Intelligence artificielle et conscience.

Le « cogito ergum sum » – je pense donc je suis – de Descartes est une certitude qui ne peut être révoquée en aucune manière par celui-là même  qui l’exprime. L’homme qui pense, pour autant qu’il soit doué de raison, ne peut nier ni même douter qu’il pense et donc qu’il est. Penser, c’est  se questionner sur son existence, réfléchir sur sa place dans le monde et sur le sens de sa vie.  Penser et être ne sont en fait qu’une seule et même chose chez l’être humain. La certitude d’être précède et conditionne toutes les autres certitudes du point de vue méthodologique. Quant à la matière, on ne peut exclure que son existence ne soit, littéralement,  qu’une vue de l’esprit.

Le  matérialisme, en revanche,  postule qu’il n’y a au monde rien d’autre que de la matière, ou en tous cas que tout est physique. Vu sous cet angle, la pensée ne serait pas indépendante de la matière, mais en serait au contraire une manifestation assez récente dans l’histoire du monde. La pensée humaine  aurait émergé au fil d’une évolution darwinienne s’étalant sur des milliards d’années, comme un des effets de la complexification du vivant. L’homo sapiens ne serait que l’aboutissement d’un processus biologique qui, partant de microorganismes unicellulaires, aurait fini par produire la pensée,  de la même manière qu’il a fini par produire le corps humain lui-même.

Des ordinateurs infiniment plus puissants que ceux d’aujourd’hui pourraient donc, du moins en théorie, produire elles aussi de la pensée, en émulant de manière artificielle l’action des synapses entre neurones et cellules nerveuses. Un enchainement de milliards de milliards  de « 1 » et de « 0 » se métamorphoseraient ainsi en pensée animant des robots ou des androïdes aptes à aimer, détester, souffrir, jouir, désirer,  distinguer entre le bien et le mal, produire de l’art, tuer et craindre la mort.

Ces machines pourraient donc, tout comme Descartes, dire « je pense donc je suis  ».  Cela poserait un défi éthique, puisqu’il serait interdit, au nom du droit des machines, de les peiner, de les humilier, de les torturer ou de les détruire.
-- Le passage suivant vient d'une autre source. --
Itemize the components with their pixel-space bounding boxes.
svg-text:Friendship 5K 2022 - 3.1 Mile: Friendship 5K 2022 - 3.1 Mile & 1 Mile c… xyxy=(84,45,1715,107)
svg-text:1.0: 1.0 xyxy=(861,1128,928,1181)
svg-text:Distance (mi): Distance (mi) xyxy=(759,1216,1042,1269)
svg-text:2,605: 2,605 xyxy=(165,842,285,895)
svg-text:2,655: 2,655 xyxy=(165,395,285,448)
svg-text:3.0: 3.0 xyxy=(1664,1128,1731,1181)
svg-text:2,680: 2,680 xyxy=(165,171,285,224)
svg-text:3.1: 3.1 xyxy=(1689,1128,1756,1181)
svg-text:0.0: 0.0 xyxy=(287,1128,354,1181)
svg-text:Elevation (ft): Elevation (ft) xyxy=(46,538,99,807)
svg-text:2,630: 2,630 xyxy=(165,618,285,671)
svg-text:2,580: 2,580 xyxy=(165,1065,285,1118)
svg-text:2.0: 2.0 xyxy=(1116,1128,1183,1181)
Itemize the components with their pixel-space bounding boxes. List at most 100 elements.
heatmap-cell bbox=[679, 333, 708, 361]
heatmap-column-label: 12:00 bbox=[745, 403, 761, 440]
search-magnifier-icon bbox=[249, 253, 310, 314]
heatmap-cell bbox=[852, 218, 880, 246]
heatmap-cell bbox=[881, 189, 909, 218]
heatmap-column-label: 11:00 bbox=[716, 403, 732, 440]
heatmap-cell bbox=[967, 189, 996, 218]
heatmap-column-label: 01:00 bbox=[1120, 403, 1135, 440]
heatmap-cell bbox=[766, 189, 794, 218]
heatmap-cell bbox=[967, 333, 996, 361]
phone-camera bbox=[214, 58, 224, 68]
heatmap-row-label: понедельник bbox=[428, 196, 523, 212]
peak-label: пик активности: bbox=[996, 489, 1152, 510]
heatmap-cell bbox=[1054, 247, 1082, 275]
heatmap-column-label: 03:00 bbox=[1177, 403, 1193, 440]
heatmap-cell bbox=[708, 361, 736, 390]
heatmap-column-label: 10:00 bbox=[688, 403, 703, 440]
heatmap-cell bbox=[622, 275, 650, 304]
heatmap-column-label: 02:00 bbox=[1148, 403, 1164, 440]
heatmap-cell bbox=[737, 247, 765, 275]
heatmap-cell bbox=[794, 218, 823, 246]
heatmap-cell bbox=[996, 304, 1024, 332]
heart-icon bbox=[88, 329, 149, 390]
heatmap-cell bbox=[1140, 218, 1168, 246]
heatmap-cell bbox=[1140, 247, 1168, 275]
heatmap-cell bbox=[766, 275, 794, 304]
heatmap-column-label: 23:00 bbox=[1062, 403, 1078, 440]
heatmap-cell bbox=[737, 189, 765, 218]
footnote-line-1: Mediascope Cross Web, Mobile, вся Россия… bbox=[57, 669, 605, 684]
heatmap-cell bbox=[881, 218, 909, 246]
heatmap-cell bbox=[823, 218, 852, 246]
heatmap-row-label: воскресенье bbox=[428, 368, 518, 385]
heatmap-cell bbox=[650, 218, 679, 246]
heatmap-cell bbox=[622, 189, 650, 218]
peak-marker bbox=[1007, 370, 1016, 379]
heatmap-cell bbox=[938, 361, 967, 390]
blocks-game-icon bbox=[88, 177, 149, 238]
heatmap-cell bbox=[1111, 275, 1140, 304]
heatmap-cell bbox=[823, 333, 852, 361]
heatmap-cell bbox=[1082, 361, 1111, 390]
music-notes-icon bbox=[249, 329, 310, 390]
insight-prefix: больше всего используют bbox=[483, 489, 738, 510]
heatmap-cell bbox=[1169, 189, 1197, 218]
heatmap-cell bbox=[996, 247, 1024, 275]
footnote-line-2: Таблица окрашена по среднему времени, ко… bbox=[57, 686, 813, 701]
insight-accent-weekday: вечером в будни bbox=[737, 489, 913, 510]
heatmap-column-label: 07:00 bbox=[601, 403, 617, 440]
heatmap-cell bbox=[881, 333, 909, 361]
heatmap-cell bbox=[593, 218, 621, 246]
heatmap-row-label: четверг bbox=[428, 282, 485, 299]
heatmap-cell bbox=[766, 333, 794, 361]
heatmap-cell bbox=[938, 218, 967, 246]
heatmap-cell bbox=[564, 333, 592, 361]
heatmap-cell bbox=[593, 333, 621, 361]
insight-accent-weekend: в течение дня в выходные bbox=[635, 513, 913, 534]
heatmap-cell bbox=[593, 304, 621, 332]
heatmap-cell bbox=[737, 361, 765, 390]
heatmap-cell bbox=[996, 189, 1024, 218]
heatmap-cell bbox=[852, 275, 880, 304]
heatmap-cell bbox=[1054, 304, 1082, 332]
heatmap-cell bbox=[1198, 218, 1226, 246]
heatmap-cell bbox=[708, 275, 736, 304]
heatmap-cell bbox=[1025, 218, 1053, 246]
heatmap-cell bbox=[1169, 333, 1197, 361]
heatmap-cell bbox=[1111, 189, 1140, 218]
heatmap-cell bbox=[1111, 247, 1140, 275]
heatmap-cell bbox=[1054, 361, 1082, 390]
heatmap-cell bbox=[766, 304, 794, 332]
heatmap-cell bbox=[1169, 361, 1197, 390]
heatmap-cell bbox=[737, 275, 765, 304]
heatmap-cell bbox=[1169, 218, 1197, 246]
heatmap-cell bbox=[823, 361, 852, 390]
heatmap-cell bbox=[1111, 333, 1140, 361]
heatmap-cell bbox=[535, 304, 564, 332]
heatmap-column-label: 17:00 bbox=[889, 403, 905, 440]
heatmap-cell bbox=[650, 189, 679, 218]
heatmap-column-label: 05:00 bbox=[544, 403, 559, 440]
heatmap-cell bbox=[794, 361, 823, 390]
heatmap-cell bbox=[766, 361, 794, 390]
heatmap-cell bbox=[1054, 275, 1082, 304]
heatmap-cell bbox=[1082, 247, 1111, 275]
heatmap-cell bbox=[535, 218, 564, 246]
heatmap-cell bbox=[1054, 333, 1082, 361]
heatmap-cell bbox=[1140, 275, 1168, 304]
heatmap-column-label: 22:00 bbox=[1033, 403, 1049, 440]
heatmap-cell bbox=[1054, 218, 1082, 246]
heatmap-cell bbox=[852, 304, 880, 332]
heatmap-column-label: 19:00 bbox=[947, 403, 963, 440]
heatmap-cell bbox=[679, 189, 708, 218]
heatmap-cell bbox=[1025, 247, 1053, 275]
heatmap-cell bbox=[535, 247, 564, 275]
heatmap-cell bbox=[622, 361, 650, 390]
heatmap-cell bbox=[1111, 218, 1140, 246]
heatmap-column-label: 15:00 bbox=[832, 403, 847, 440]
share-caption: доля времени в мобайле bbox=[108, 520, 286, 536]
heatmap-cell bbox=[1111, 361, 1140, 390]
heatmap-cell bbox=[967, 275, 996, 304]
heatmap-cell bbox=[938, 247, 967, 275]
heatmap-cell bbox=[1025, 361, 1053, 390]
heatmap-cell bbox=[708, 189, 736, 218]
Leur existence bénéficierait ainsi du même caractère d’intangibilité que la vie humaine.  Nous serions solidaires de ces machines et elles seraient solidaires de nous. Ne pas leur venir en aide en cas de panne logicielle constituerait un délit de non-assistance à machine en danger. Elles seraient en revanche justiciables tout comme nous sur base d’un code pénal, peut-être adapté, mais similaire dans son principe au nôtre. Elles seraient même soumises à l’impôt en tant qu’individus à part entière disposant de revenus et de biens.

Mais il y a une impasse logique dans cette représentation, parce qu’elle suppose que le mécanisme de décision de la machine serait démontrable, ce qui est l’antithèse du concept de libre arbitre, lui-même indissociable de la pensée humaine. Autrement dit, si l’on pouvait remonter à ce qui fait que la machine pense nécessairement d’une certaine manière et pas d’une autre, révélerait qu’elle n’est pas libre. Ceci parce que la pensée humaine relève d’une intentionnalité liée à la conscience de soi, or une intention s’inscrivant dans une chaine causale ne saurait par définition être libre. L’hypothèse d’une pensée déterminée est donc une contradiction dans les termes et constitue une proposition antinomique.